Narrative sloppiness aside, I just can’t buy this version of romance. Let’s review the first. An older professor, Elio’s father, meeting a beautiful young woman on a train, and within 12 hours embarking on a mad and passionate romance. Their initial dialogue as they get to know each other is simply not how people talk to each other or get to know each other. They banter and tease each other, seeming to know what each other is going to say, and then compliment each other on how much they think the same.

The fantasy here is perhaps even more unrealistic than in the previous book. Here are two cultured, artistic people who read Dostoevsky and appreciate Italian sculpture, food and wine, who within a short time decide that ‘I am yours and you are mine’ and that the highest form of romance is to tell each other their most intimate secrets and to know everything about each other, as well as to promise each other their love, forever. Samuel says about Miranda, “I loved knowing about her life. I told her I wanted to know everything.”

(Later, Elio says about Michel that he “seemed to know me … better than I did, because he must have known it from the moment he’d [first] spoken to me”. Aside from the fact that Elio eventually dumps Michel: how can we know other people so intimately, without knowing them? This to me mistakes knowledge with projection).

In the meantime, Miranda and Samuel buy coffee mugs with their initials on them from a housewares store. They decide to have children. They plan to get tattoos at the same time. Listen, I’m not exagerrating. Elio, meeting them, less than 24 hours later, remarks that he can tell his father is in love. Samuel decides that because Miranda is reading Chateaubriand that he would now be happy to read this author for the rest of his life. Are you f*ing kidding me? I can forgive romantic fantasy in a teenager, but in a 50-something university professor?

The wish fulfilment also becomes creepy here, and reminds me of the endless Hollywood films where the male directors have aging male stars as their stand-ins, who effortlessly attract nubile, beautiful 20-year-old women. In this age of #MeToo, writing the fantasy of a beautiful young woman falling completely madly and deeply for a plain, much older man, and jumping into raunchy sex within hours of meeting is uncomfortable.

Elio falling for Michel in the second part of the book is less objectionable but doesn’t make much more sense. None of the couplings face any challenges. A short mystery is inserted into the romance of Elio and Michel, which is oddly academic and requires a technical explanation of the cadenza of a sonata (and Jewish liturgical music) to unravel. About the mystery, Michel tells Elio “I love that you’ve taken such an interest” to which Elio replies “I love it too, very much.”

Even at the end of the book, any conflict is skirted over. Elio dumps Michel to be with Oliver. Oliver dumps his wife and kids. They meet and talk not of the past, or of any problems with dumping their partners, but how madly and truly they are in love with each other, in spite of having almost no contact for 20 years. Though in visions, Oliver has imagined Elio saying “We’re still the same, we haven’t drifted.” Oh, how miserable I would be if I was still the same as I was when I was 17, naive, intense and erratic, sweet but unwise about the world.

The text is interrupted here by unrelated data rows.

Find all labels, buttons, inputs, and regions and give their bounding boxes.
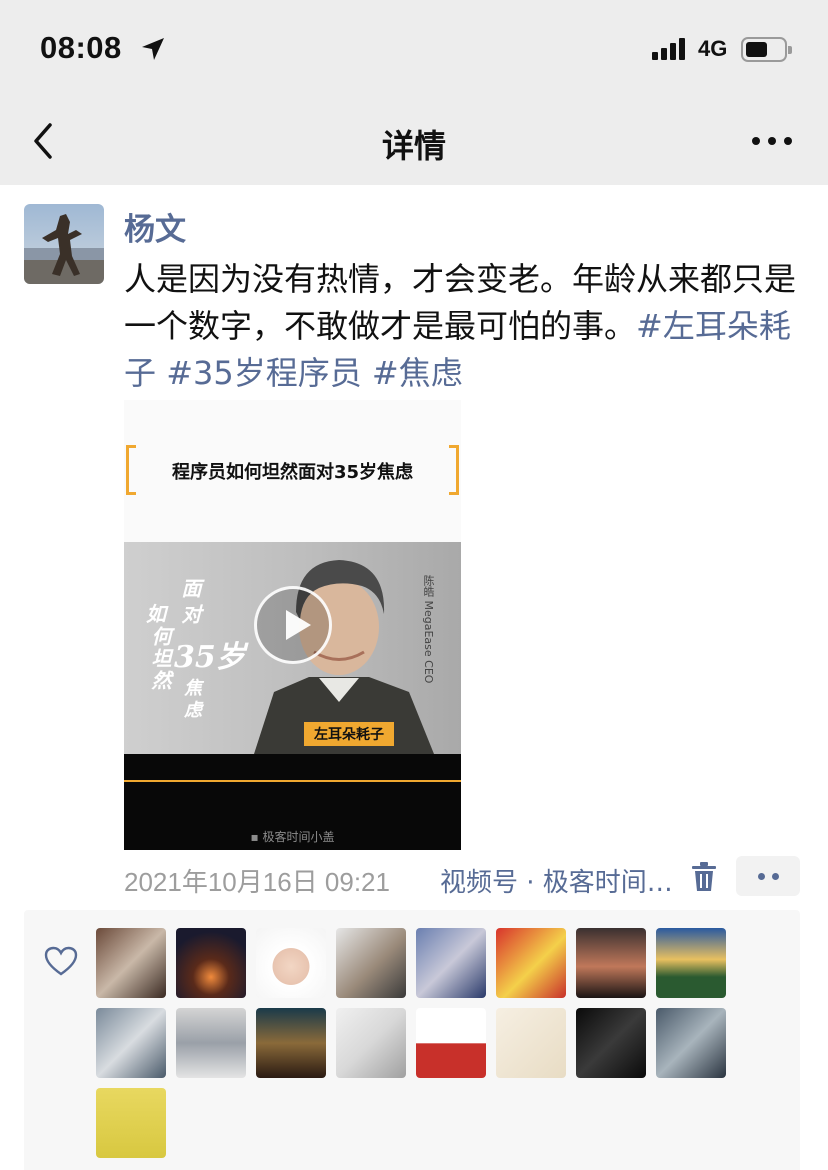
- nav-bar: 详情: [0, 95, 828, 185]
- video-calligraphy-3: 何坦然: [148, 626, 172, 692]
- hashtag-link[interactable]: #35岁程序员: [166, 354, 362, 392]
- network-type: 4G: [698, 36, 728, 61]
- like-avatar[interactable]: [96, 928, 166, 998]
- video-headline: 程序员如何坦然面对35岁焦虑: [171, 462, 414, 483]
- battery-icon: [741, 37, 792, 62]
- like-avatar[interactable]: [256, 1008, 326, 1078]
- like-avatar[interactable]: [576, 928, 646, 998]
- like-avatar[interactable]: [496, 1008, 566, 1078]
- author-avatar[interactable]: [24, 204, 104, 284]
- like-avatar[interactable]: [416, 1008, 486, 1078]
- like-avatar[interactable]: [256, 928, 326, 998]
- video-calligraphy-2: 如: [146, 602, 166, 626]
- post-text: 人是因为没有热情，才会变老。年龄从来都只是一个数字，不敢做才是最可怕的事。#左耳…: [124, 256, 804, 397]
- like-avatar[interactable]: [176, 928, 246, 998]
- post-source-link[interactable]: 视频号 · 极客时间小盖: [440, 862, 675, 899]
- status-bar: 08:08 4G: [0, 0, 828, 95]
- video-calligraphy-4: 35岁: [174, 640, 246, 675]
- signal-icon: [652, 38, 685, 60]
- video-card[interactable]: 程序员如何坦然面对35岁焦虑 面对 如 何坦然 35岁 焦虑 陈皓 MegaEa…: [124, 400, 461, 850]
- like-avatar[interactable]: [336, 928, 406, 998]
- likes-panel: [24, 910, 800, 1170]
- page-title: 详情: [381, 127, 446, 165]
- video-header: 程序员如何坦然面对35岁焦虑: [124, 400, 461, 542]
- speaker-badge: 左耳朵耗子: [304, 722, 394, 746]
- like-avatar[interactable]: [576, 1008, 646, 1078]
- trash-icon[interactable]: [691, 862, 717, 892]
- speaker-label: 陈皓 MegaEase CEO: [422, 575, 435, 684]
- like-avatar[interactable]: [96, 1008, 166, 1078]
- location-arrow-icon: [142, 38, 164, 60]
- like-avatar[interactable]: [496, 928, 566, 998]
- video-calligraphy-5: 焦虑: [181, 678, 202, 722]
- like-avatar[interactable]: [96, 1088, 166, 1158]
- video-footer: ▪ 极客时间小盖: [250, 830, 335, 844]
- post-timestamp: 2021年10月16日 09:21: [124, 867, 390, 897]
- more-dots-icon[interactable]: [752, 137, 792, 145]
- author-name[interactable]: 杨文: [124, 204, 186, 249]
- like-avatar[interactable]: [336, 1008, 406, 1078]
- like-avatar[interactable]: [416, 928, 486, 998]
- like-avatar[interactable]: [656, 928, 726, 998]
- like-avatar[interactable]: [656, 1008, 726, 1078]
- play-icon[interactable]: [254, 586, 332, 664]
- comment-button[interactable]: [736, 856, 800, 896]
- like-avatar[interactable]: [176, 1008, 246, 1078]
- hashtag-link[interactable]: #焦虑: [372, 354, 463, 392]
- status-time: 08:08: [40, 30, 122, 65]
- heart-outline-icon: [44, 946, 78, 976]
- video-calligraphy-1: 面对: [178, 578, 202, 630]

These are fantasies that I can’t buy into, about a love that never dies, about people that never change, about love at first sight, about falling in love with someone because they are basically the same person as you. “For all I want is to think of you, and sometimes I don’t know who’s the one thinking, you or I”. This is Oliver imagining what he’ll tell Elio.

The book does strive for meaning, too hard. Miranda tells Elio about Samuel, “what I love about him [again, this obsession with describing what one likes and loves] … is the way his mind twists everything, as if life were made up of meaningless scraps of paper that turn into tiny origami models the moment he starts folding them.”

But this seems like a wish more than reality. These scraps of thoughts held no structure for me. They held together long enough only for me to want to write this review of disappointment and criticism.